Appunti – Il motocarro del Fendo

di Marco Manzoni


Arrivava con un leggero stridio di freni accompagnato dal suo tum… tum… tum… Si fermava fuori dal cancelletto d’ingresso di casa che dava sulla piccola area davanti ai due gradini del negozietto di fruttivendolo dei miei.

Il motocarro del “Fendo” (Nino all’anagrafe) arrivava regolarmente per rifornirci di frutta e verdura e, dopo aver aspettato che mia madre avesse sbrigato le questioni di affari, io ero sempre lì, pronto ad aspettare la fatidica frase: «Vieni a fare un giro?».

«Sì sì! Mamma posso?» e penso che la mia faccia cambiasse immediatamente espressione. Mi sedevo sul seggiolino laterale ed ero contento nel vedere quell’omone che pigiava sulla pedivella con tutto il peso del corpo per far “sorgere” nuovamente quel tum… tum… tum… così lento all’avvio che potevi contarne gli scoppi.

Si fermava nei negozietti dei tre/quattro paesini successivi mentre io lo aspettavo in cabina. Quando capitava che si soffermasse un po’ più a lungo, tornava con un gelato oppure un frutto per me (le merendine non esistevano ancora) per rassicurarmi che avrebbe fatto in fretta. D’estate poi mi permetteva di stare nel cassone raccomandandomi di stare sempre seduto e attaccato… mi piaceva un sacco!

Il negozietto dei miei è stato il primo nel paesello ad avere il gelato e, siccome non c’erano ancora i frigoriferi, il “Fendo” forniva anche il ghiaccio che trasportava sul motocarro, coperto da sacchi di iuta. Il ghiaccio si metteva intorno ai contenitori del gelato e a sua volta dentro una botticella. Oltre al gelato vendevamo anche la crema di nocciola servita a cucchiaiate nella carta. Il cucchiaio era sempre lì e ogni tanto…

Infine, la famiglia Fendo aveva prestato dei soldi ai miei genitori per costruire casa e mia mamma, pian piano, li restituiva tenendo lei stessa i conti. Quando fu l’ultima rata lo comunicò a Nino che senza alcun problema ne prese atto. Altri tempi.

Quel tum… tum… tum… così lento all’avvio che potevi contarne gli scoppi

Mi piace pensare che sia nata così la passione per i motori, e per le moto, di mio papà: come in questo suo racconto, nel contesto di un paesello di provincia, tra persone sincere e motocarri che regalavano libertà. Fortunatamente questa passione è cresciuta negli anni portandolo in sella a diverse moto, tra cui la Moto Guzzi 1000 SP del 1983 che possiede e guida ancora regolarmente.

Quando ero bambino ci andavamo in tre e io mi addormentavo tra i miei genitori, cullato dalle vibrazioni del bicilindrico.
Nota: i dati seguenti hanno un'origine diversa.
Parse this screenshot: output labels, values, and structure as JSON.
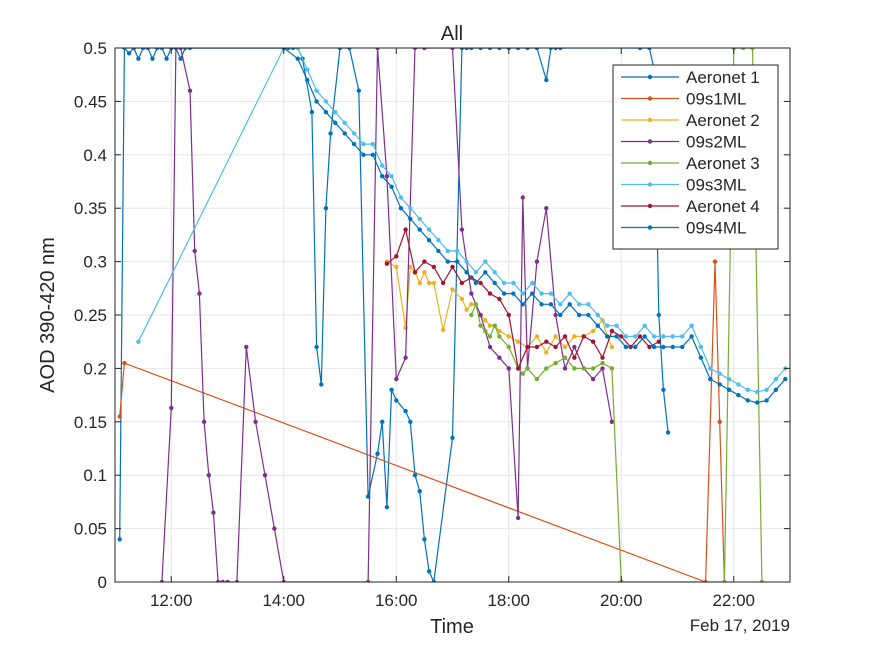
{
  "chart_data": {
    "type": "line",
    "title": "All",
    "xlabel": "Time",
    "ylabel": "AOD 390-420 nm",
    "date_label": "Feb 17, 2019",
    "xlim": [
      "11:00",
      "23:00"
    ],
    "ylim": [
      0,
      0.5
    ],
    "x_ticks": [
      "12:00",
      "14:00",
      "16:00",
      "18:00",
      "20:00",
      "22:00"
    ],
    "y_ticks": [
      "0",
      "0.05",
      "0.1",
      "0.15",
      "0.2",
      "0.25",
      "0.3",
      "0.35",
      "0.4",
      "0.45",
      "0.5"
    ],
    "grid": true,
    "legend_position": "top-right",
    "series": [
      {
        "name": "Aeronet 1",
        "color": "#0072bd",
        "x": [
          "11:05",
          "11:10",
          "11:15",
          "11:20",
          "11:25",
          "11:30",
          "11:35",
          "11:40",
          "11:45",
          "11:50",
          "11:55",
          "12:00",
          "12:05",
          "12:10",
          "12:15",
          "12:20",
          "14:05",
          "14:10",
          "14:15",
          "14:20",
          "14:30",
          "14:35",
          "14:40",
          "14:45",
          "14:50",
          "15:00",
          "15:10",
          "15:20",
          "15:30",
          "15:40",
          "15:45",
          "15:50",
          "15:55",
          "16:00",
          "16:10",
          "16:15",
          "16:20",
          "16:25",
          "16:30",
          "16:35",
          "16:40",
          "17:00",
          "17:10",
          "17:15",
          "17:20",
          "17:30",
          "17:40",
          "17:50",
          "18:00",
          "18:10",
          "18:20",
          "18:30",
          "18:40",
          "18:45",
          "18:50",
          "18:55",
          "20:20",
          "20:30",
          "20:35",
          "20:40",
          "20:45",
          "20:50"
        ],
        "y": [
          0.04,
          0.5,
          0.495,
          0.5,
          0.49,
          0.5,
          0.5,
          0.49,
          0.5,
          0.5,
          0.49,
          0.5,
          0.5,
          0.49,
          0.5,
          0.5,
          0.5,
          0.5,
          0.5,
          0.49,
          0.44,
          0.22,
          0.185,
          0.35,
          0.42,
          0.5,
          0.5,
          0.46,
          0.08,
          0.12,
          0.15,
          0.07,
          0.18,
          0.17,
          0.16,
          0.15,
          0.1,
          0.085,
          0.04,
          0.01,
          0.0,
          0.135,
          0.5,
          0.5,
          0.5,
          0.5,
          0.5,
          0.5,
          0.5,
          0.5,
          0.5,
          0.5,
          0.47,
          0.5,
          0.5,
          0.5,
          0.5,
          0.5,
          0.48,
          0.25,
          0.18,
          0.14
        ]
      },
      {
        "name": "09s1ML",
        "color": "#d95319",
        "x": [
          "11:05",
          "11:10",
          "21:30",
          "21:40",
          "21:45",
          "21:50"
        ],
        "y": [
          0.155,
          0.205,
          0.0,
          0.3,
          0.15,
          0.0
        ]
      },
      {
        "name": "Aeronet 2",
        "color": "#edb120",
        "x": [
          "15:50",
          "16:00",
          "16:10",
          "16:15",
          "16:20",
          "16:25",
          "16:30",
          "16:35",
          "16:40",
          "16:50",
          "17:00",
          "17:10",
          "17:15",
          "17:20",
          "17:25",
          "17:30",
          "17:35",
          "17:40",
          "17:45",
          "17:50",
          "18:00",
          "18:10",
          "18:20",
          "18:30",
          "18:40",
          "18:50",
          "19:00",
          "19:10",
          "19:20",
          "19:30",
          "19:40",
          "19:45",
          "19:50"
        ],
        "y": [
          0.3,
          0.295,
          0.238,
          0.295,
          0.29,
          0.28,
          0.29,
          0.28,
          0.28,
          0.236,
          0.274,
          0.265,
          0.255,
          0.26,
          0.26,
          0.25,
          0.245,
          0.24,
          0.24,
          0.235,
          0.23,
          0.225,
          0.22,
          0.23,
          0.215,
          0.23,
          0.22,
          0.23,
          0.23,
          0.235,
          0.245,
          0.23,
          0.22
        ]
      },
      {
        "name": "09s2ML",
        "color": "#7e2f8e",
        "x": [
          "11:50",
          "12:00",
          "12:05",
          "12:10",
          "12:20",
          "12:25",
          "12:30",
          "12:35",
          "12:40",
          "12:45",
          "12:50",
          "12:55",
          "13:00",
          "13:10",
          "13:20",
          "13:30",
          "13:40",
          "13:50",
          "14:00",
          "15:30",
          "15:40",
          "15:50",
          "16:00",
          "16:10",
          "16:20",
          "16:30",
          "17:00",
          "17:10",
          "17:20",
          "17:30",
          "17:40",
          "17:50",
          "18:00",
          "18:10",
          "18:15",
          "18:20",
          "18:30",
          "18:40",
          "18:50",
          "19:00",
          "19:10",
          "19:20",
          "19:30",
          "19:40",
          "19:50"
        ],
        "y": [
          0.0,
          0.163,
          0.5,
          0.5,
          0.46,
          0.31,
          0.27,
          0.15,
          0.1,
          0.065,
          0.0,
          0.0,
          0.0,
          0.0,
          0.22,
          0.15,
          0.1,
          0.05,
          0.0,
          0.0,
          0.5,
          0.38,
          0.19,
          0.21,
          0.5,
          0.5,
          0.5,
          0.33,
          0.27,
          0.25,
          0.22,
          0.21,
          0.2,
          0.06,
          0.36,
          0.2,
          0.3,
          0.35,
          0.25,
          0.2,
          0.22,
          0.2,
          0.19,
          0.2,
          0.15
        ]
      },
      {
        "name": "Aeronet 3",
        "color": "#77ac30",
        "x": [
          "17:20",
          "17:25",
          "17:30",
          "17:35",
          "17:40",
          "17:45",
          "17:50",
          "18:00",
          "18:10",
          "18:15",
          "18:20",
          "18:30",
          "18:40",
          "18:50",
          "19:00",
          "19:10",
          "19:20",
          "19:30",
          "19:40",
          "19:50",
          "20:00",
          "21:50",
          "22:00",
          "22:10",
          "22:20",
          "22:30"
        ],
        "y": [
          0.25,
          0.26,
          0.24,
          0.235,
          0.23,
          0.24,
          0.23,
          0.22,
          0.2,
          0.195,
          0.2,
          0.19,
          0.2,
          0.205,
          0.21,
          0.2,
          0.2,
          0.2,
          0.205,
          0.2,
          0.0,
          0.0,
          0.5,
          0.5,
          0.5,
          0.0
        ]
      },
      {
        "name": "09s3ML",
        "color": "#4dbeee",
        "x": [
          "11:25",
          "14:00",
          "14:15",
          "14:25",
          "14:35",
          "14:45",
          "14:55",
          "15:05",
          "15:15",
          "15:25",
          "15:35",
          "15:45",
          "15:55",
          "16:05",
          "16:15",
          "16:25",
          "16:35",
          "16:45",
          "16:55",
          "17:05",
          "17:15",
          "17:25",
          "17:35",
          "17:45",
          "17:55",
          "18:05",
          "18:15",
          "18:25",
          "18:35",
          "18:45",
          "18:55",
          "19:05",
          "19:15",
          "19:25",
          "19:35",
          "19:45",
          "19:55",
          "20:05",
          "20:15",
          "20:25",
          "20:35",
          "20:45",
          "20:55",
          "21:05",
          "21:15",
          "21:25",
          "21:35",
          "21:45",
          "21:55",
          "22:05",
          "22:15",
          "22:25",
          "22:35",
          "22:45",
          "22:55"
        ],
        "y": [
          0.225,
          0.5,
          0.5,
          0.48,
          0.46,
          0.45,
          0.44,
          0.43,
          0.42,
          0.41,
          0.41,
          0.39,
          0.38,
          0.36,
          0.35,
          0.34,
          0.33,
          0.32,
          0.31,
          0.31,
          0.3,
          0.29,
          0.3,
          0.29,
          0.28,
          0.28,
          0.27,
          0.28,
          0.27,
          0.27,
          0.26,
          0.27,
          0.26,
          0.26,
          0.25,
          0.24,
          0.24,
          0.23,
          0.23,
          0.24,
          0.23,
          0.23,
          0.23,
          0.23,
          0.24,
          0.22,
          0.2,
          0.195,
          0.19,
          0.185,
          0.18,
          0.178,
          0.18,
          0.19,
          0.2
        ]
      },
      {
        "name": "Aeronet 4",
        "color": "#a2142f",
        "x": [
          "15:50",
          "16:00",
          "16:10",
          "16:20",
          "16:30",
          "16:40",
          "16:50",
          "17:00",
          "17:10",
          "17:20",
          "17:30",
          "17:40",
          "17:50",
          "18:00",
          "18:10",
          "18:20",
          "18:30",
          "18:40",
          "18:50",
          "19:00",
          "19:10",
          "19:20",
          "19:30",
          "19:40",
          "19:50",
          "20:00",
          "20:10",
          "20:20",
          "20:30",
          "20:40"
        ],
        "y": [
          0.298,
          0.305,
          0.33,
          0.29,
          0.3,
          0.295,
          0.28,
          0.295,
          0.28,
          0.285,
          0.28,
          0.27,
          0.265,
          0.25,
          0.2,
          0.22,
          0.22,
          0.225,
          0.22,
          0.23,
          0.21,
          0.23,
          0.225,
          0.21,
          0.235,
          0.23,
          0.22,
          0.23,
          0.22,
          0.225
        ]
      },
      {
        "name": "09s4ML",
        "color": "#0072bd",
        "x": [
          "11:20",
          "14:00",
          "14:15",
          "14:25",
          "14:35",
          "14:45",
          "14:55",
          "15:05",
          "15:15",
          "15:25",
          "15:35",
          "15:45",
          "15:55",
          "16:05",
          "16:15",
          "16:25",
          "16:35",
          "16:45",
          "16:55",
          "17:05",
          "17:15",
          "17:25",
          "17:35",
          "17:45",
          "17:55",
          "18:05",
          "18:15",
          "18:25",
          "18:35",
          "18:45",
          "18:55",
          "19:05",
          "19:15",
          "19:25",
          "19:35",
          "19:45",
          "19:55",
          "20:05",
          "20:15",
          "20:25",
          "20:35",
          "20:45",
          "20:55",
          "21:05",
          "21:15",
          "21:25",
          "21:35",
          "21:45",
          "21:55",
          "22:05",
          "22:15",
          "22:25",
          "22:35",
          "22:45",
          "22:55"
        ],
        "y": [
          0.5,
          0.5,
          0.49,
          0.47,
          0.45,
          0.44,
          0.43,
          0.42,
          0.41,
          0.4,
          0.4,
          0.38,
          0.37,
          0.35,
          0.34,
          0.33,
          0.32,
          0.31,
          0.3,
          0.3,
          0.29,
          0.28,
          0.29,
          0.28,
          0.27,
          0.27,
          0.26,
          0.27,
          0.26,
          0.26,
          0.25,
          0.26,
          0.25,
          0.25,
          0.24,
          0.23,
          0.23,
          0.22,
          0.22,
          0.23,
          0.22,
          0.22,
          0.22,
          0.22,
          0.23,
          0.21,
          0.19,
          0.185,
          0.18,
          0.175,
          0.17,
          0.168,
          0.17,
          0.18,
          0.19
        ]
      }
    ]
  }
}
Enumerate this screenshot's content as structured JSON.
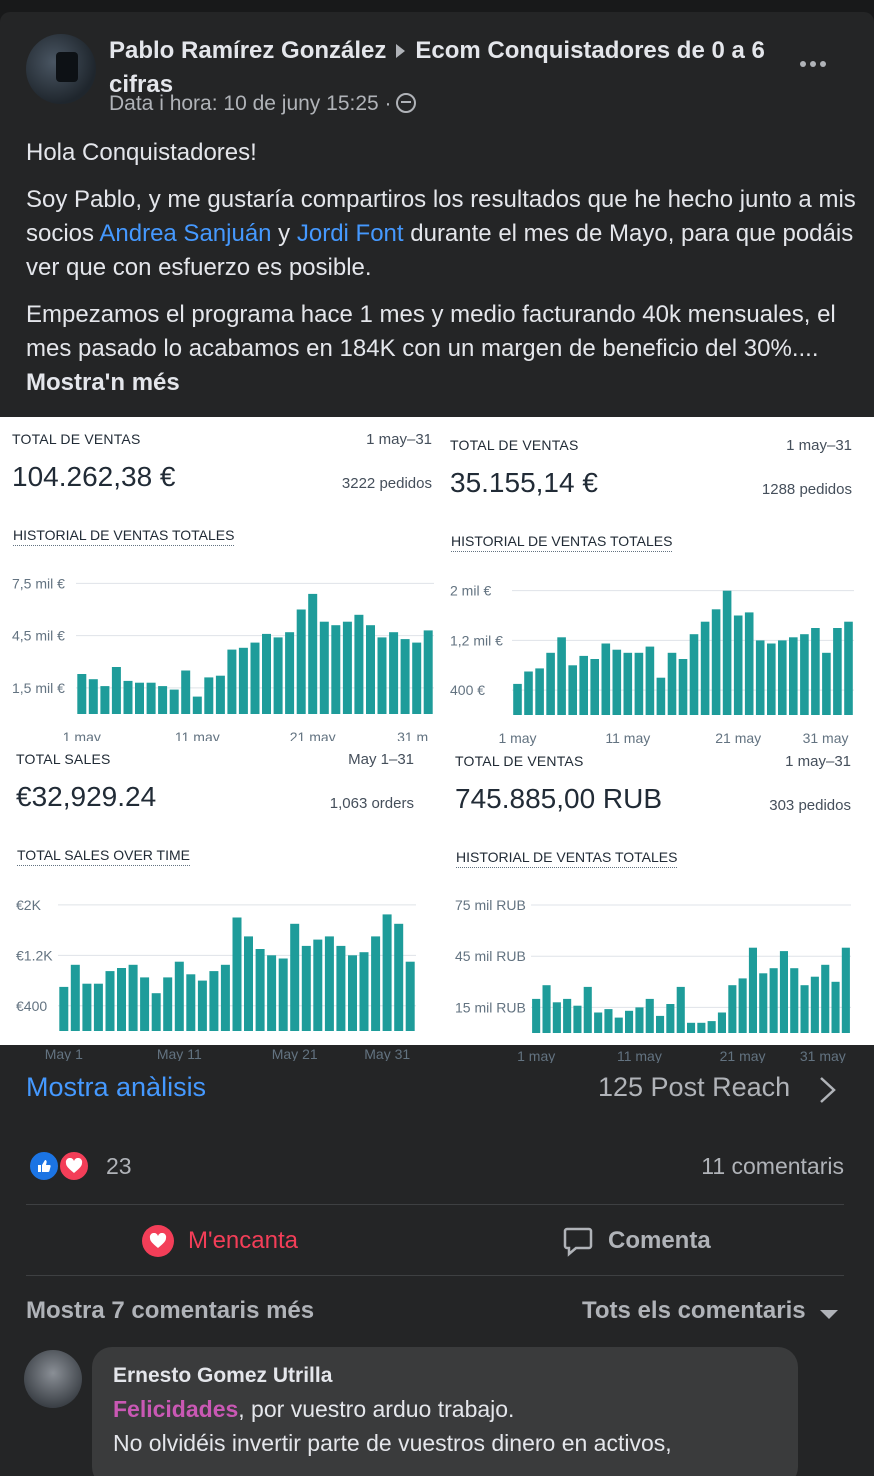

Ricordo anche le volte in cui indossavo il mio casco di plastica giallo – un aggeggio che oggi farebbe rabbrividire anche il più lasco dei protocolli di omologazione – mi arrampicavo sulla moto di mio papà sedendomi davanti tra sella e serbatoio e lui mi portava a scorrazzare per le strade di campagna per farmi assaporare quel senso di gioia e libertà che ancora oggi mi fa emozionare ogni volta che salgo in sella.

Tutto questo mi ha contagiato. E quando oggi guardo gli occhi di mia figlia mentre a sua volta si arrampica sulla mia moto per fare «brum brum» con l’acceleratore, capisco che la storia, probabilmente, si sta per ripetere.